As described in the article, the statement links the spread of “Salafi culture” (issues of dress, gender, etc.) with political “extremism” and with forced Arabization of black Africans. “The utopia Salafis preach is founded on nothing but the ruins of African culture, through a continuous, deceitful Arabizing process characterized by terrifying the masses and tearing them away from their roots.”
It is no accident that the statement comes in the context of military intervention in neighboring Mali. Its signers support the intervention. The statement frames Islamist rule in northern Mali as part of the effort to enforce Arabization against black Africans.
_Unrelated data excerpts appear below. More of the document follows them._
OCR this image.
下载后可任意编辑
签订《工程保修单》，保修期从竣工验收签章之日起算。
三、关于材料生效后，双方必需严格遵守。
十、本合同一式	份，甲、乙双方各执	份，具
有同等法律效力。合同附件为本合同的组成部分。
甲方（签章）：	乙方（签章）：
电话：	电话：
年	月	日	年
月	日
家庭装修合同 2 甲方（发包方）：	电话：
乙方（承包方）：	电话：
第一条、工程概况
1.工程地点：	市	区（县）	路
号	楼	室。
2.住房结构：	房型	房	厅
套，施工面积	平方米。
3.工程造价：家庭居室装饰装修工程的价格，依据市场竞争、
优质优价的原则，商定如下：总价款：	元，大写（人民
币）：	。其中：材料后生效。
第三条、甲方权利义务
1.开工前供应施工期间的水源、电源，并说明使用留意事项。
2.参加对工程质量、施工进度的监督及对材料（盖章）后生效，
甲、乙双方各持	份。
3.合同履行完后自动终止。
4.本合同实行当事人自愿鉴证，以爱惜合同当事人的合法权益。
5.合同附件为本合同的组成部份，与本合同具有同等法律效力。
Mauritanian authorities have arrested a few Salafis in recent weeks on suspicions of having links to jihadist groups. This does not mean that anti-slavery activists’ concerns are driving state policy. Anti-slavery activists in Mauritania have their own difficulties with the state – Abeid was detained for four months in 2012 (.pdf) over politico-religious controversies, and there is a long history of racial tensions in Mauritania. It should also be said that if authorities detain Salafis with family ties to imprisoned jihadists, or arrest students, that is not necessarily a country-wide crackdown on Salafis. Yet anti-Salafi discourses do seem to be coming from several corners of Mauritanian society right now, and as the war in Mali continues we may hear more calls for de-Salafization in Mauritania.